By Kris Osborn - Warrior Maven
Teams of Navy cyber warriors have joined the front lines at sea by deploying on both Carrier Strike Groups and Amphibious Ready Groups in an effort to keep pace with newly emerging enemy attacks and attempted intrusions.
As many as 17 Defense Cyber Operations teams are now deployed around the globe, Vice Adm. Michael Gilday, Commander, US Cyber Fleet Command, told Congress.
This revved up cyber warrior presence at sea indicates the widespread implicit concern that weapons and data networks across the service are becoming more vulnerable to enemy attacks. As a result, given the rapidly increasing degree to which ship based weapons, networks, fire control systems and other shipboard technologies are becoming more and more cyber reliant, the service is now making an extra high-tech push to improve offensive and defensive cyber tactics.
In particular, Gilday stressed that AI, machine learning and increased automation were indispensable to this effort.
“We need these tools to help sense what is normal and detect activity on the network that is outside that. This is so we can act quickly using advanced analytics enabled by AI and machine learning which will give us a tactical advantage in identifying malicious activity early,” Gilday told the Senate Armed Services Committee, Cybersecurity Subcommittee.
“We need to respond faster than the adversary - and envision automation as the means to outpace that threat. This includes increasing the diversity of our sensors on our networks and moving beyond strictly signature based capabilities to behavioral sensing,” Gilday told Congress in written testimony.
AI is fast becoming a widely deployed technology to leverage algorithms able to quickly process vast amounts of information while instantly drawing upon and organizing seemingly limitless amounts of historical data. This enabled cyber defenders to much more readily detect anomalies and cyber signatures likely to indicate a potential intruder.
Accessing pools of data in real time while drawing upon machine learning algorithms to identify patterns, determine context and integrate new information, cyber warrior are able to use what Gilday referred to as “big data analytics.”

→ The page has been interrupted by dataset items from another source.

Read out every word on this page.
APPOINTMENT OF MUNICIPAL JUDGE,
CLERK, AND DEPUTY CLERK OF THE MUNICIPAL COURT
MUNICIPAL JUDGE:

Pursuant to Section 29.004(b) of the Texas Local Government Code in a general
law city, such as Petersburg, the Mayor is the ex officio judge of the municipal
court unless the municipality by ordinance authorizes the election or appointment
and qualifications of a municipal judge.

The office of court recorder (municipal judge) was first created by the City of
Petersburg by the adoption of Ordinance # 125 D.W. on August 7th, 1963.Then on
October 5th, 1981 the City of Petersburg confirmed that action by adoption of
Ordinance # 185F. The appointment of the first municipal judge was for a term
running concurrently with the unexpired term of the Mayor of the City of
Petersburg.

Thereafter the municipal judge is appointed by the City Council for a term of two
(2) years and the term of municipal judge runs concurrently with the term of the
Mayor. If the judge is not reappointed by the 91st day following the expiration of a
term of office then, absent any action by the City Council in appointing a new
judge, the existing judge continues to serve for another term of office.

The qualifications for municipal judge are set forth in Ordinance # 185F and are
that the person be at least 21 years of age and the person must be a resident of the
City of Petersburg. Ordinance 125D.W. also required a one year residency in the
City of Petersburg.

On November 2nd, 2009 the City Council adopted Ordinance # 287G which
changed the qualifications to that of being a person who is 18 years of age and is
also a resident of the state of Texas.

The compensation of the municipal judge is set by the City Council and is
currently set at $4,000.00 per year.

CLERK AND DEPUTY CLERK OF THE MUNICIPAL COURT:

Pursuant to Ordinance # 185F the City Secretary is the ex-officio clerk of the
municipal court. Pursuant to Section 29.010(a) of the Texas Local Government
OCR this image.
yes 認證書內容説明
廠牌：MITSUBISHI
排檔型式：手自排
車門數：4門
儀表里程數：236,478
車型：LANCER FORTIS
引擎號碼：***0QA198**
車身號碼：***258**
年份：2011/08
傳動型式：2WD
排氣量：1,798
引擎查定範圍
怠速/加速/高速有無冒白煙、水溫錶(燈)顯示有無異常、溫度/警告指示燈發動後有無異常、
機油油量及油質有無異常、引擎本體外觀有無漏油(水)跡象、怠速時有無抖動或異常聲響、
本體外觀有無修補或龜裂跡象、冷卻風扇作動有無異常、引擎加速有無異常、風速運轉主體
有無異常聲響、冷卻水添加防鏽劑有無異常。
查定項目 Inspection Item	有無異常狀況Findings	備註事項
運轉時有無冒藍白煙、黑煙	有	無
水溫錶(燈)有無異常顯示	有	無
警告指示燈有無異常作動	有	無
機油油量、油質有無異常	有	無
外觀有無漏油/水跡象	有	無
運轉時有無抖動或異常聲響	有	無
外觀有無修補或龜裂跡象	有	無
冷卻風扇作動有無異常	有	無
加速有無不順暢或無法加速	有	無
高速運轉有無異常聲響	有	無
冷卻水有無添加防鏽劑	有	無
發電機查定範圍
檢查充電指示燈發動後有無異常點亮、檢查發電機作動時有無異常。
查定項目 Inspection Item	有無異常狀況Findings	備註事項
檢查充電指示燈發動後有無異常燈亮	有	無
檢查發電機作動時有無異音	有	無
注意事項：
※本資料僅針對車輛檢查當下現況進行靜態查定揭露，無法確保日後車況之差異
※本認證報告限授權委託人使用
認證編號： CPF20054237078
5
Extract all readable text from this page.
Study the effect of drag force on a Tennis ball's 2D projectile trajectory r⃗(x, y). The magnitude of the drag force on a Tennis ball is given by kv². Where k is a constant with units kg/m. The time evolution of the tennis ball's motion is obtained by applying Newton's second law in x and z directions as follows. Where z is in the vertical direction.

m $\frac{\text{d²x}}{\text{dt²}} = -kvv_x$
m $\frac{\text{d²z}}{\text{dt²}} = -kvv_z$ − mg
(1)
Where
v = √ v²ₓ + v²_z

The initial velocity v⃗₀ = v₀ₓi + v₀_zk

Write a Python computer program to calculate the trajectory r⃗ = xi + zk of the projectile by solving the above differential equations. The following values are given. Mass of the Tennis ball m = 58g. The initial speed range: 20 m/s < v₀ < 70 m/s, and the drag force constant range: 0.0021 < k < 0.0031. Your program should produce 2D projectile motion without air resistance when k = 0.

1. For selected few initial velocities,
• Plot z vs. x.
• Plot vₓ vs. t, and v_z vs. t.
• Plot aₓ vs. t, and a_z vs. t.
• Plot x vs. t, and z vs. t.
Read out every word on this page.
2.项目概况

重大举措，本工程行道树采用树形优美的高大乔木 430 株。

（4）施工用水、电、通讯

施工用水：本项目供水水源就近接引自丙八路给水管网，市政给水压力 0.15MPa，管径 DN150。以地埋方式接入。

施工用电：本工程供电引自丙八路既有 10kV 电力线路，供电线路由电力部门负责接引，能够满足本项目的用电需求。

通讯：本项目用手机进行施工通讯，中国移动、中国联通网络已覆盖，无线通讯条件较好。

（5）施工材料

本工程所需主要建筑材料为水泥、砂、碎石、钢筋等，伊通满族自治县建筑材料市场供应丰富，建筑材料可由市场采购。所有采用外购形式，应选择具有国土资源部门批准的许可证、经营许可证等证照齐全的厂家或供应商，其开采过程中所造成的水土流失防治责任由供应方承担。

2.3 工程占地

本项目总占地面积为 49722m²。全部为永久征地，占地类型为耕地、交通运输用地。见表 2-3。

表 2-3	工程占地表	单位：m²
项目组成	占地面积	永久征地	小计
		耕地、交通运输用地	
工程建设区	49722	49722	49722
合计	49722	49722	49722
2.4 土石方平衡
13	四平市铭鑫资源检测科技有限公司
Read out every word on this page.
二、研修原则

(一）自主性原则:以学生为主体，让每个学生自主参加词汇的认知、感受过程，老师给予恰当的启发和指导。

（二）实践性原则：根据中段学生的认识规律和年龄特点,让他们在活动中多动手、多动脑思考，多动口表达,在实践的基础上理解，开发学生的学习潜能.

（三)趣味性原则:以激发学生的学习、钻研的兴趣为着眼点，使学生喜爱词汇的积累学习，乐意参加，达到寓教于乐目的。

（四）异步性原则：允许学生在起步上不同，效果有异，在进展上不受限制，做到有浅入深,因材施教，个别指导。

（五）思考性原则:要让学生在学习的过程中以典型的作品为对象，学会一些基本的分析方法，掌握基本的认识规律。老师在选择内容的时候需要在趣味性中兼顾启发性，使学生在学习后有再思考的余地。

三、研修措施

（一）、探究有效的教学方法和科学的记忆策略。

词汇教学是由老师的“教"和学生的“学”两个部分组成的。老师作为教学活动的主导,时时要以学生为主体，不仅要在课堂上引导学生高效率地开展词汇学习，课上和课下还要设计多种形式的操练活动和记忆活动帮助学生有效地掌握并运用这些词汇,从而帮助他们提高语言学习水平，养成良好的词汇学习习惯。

"We are leveraging big data analytics, as well as machine learning to improve our ability to protect data in our networks,” he said.
With this in mind, Gilday specified the need to draw upon emerging “data science technologies” as a way to move faster and “improve an ability to proactively detect new and unknown malware.”
“Reducing the attack surface” through rapid integration of government and commercially developed patches, fixes across a network can decrease the “points of entry” for a potential attacker, Gilday said.
"The attack surface grows larger with aging operating systems when security patches to known vulnerabilities cannot be rapidly deployed across our networks, systems and applications,” he testified.
The Navy is already making strides using AI to cyber harden its growing ship-based ocean combat network, called Consolidated Afloat Networks and Enterprise Services (CANES).
CANES is being installed on carriers, amphibious assault ships, destroyers and submarines, and the service has completed at least 50 CANES systems and has more in production, Navy developers said.
Upgraded CANES, which relies upon hardened cyber and IT connectivity along with radio and other communications technologies, is being specifically configured to increase automation - and perform more and more analytical functions without needing human intervention. In fact, the Navy is already working on AI and CANES on its Littoral Combat Ship, Rear Adm. Danelle Barrett, Navy Cybersecurity Director, told Warrior in an interview last year.
This is precisely the kind of activity Gilday appears to want to emphasize with stepped up maritime cyber warriors, as ship-based networks bring their own set of unique challenges. Given the constraints of the maritime environment, most ship networking is dong using satellite internet and radio to leverage wireless technology.
Working closely with industry and academia are also widely emphasized areas of Navy focus, an initiative which includes building prototype cybersecurity techniques with industry partners such as CISCO Systems.
“We are working on a prototype for the Navy. We’ve just recently seen all the advantages with data analytics and AI. We have the ability to read and detect malware in encrypted web traffic,” Kelly Jones, Systems Engineer, Navy Modernization, CISCO, told Warrior Maven in an interview.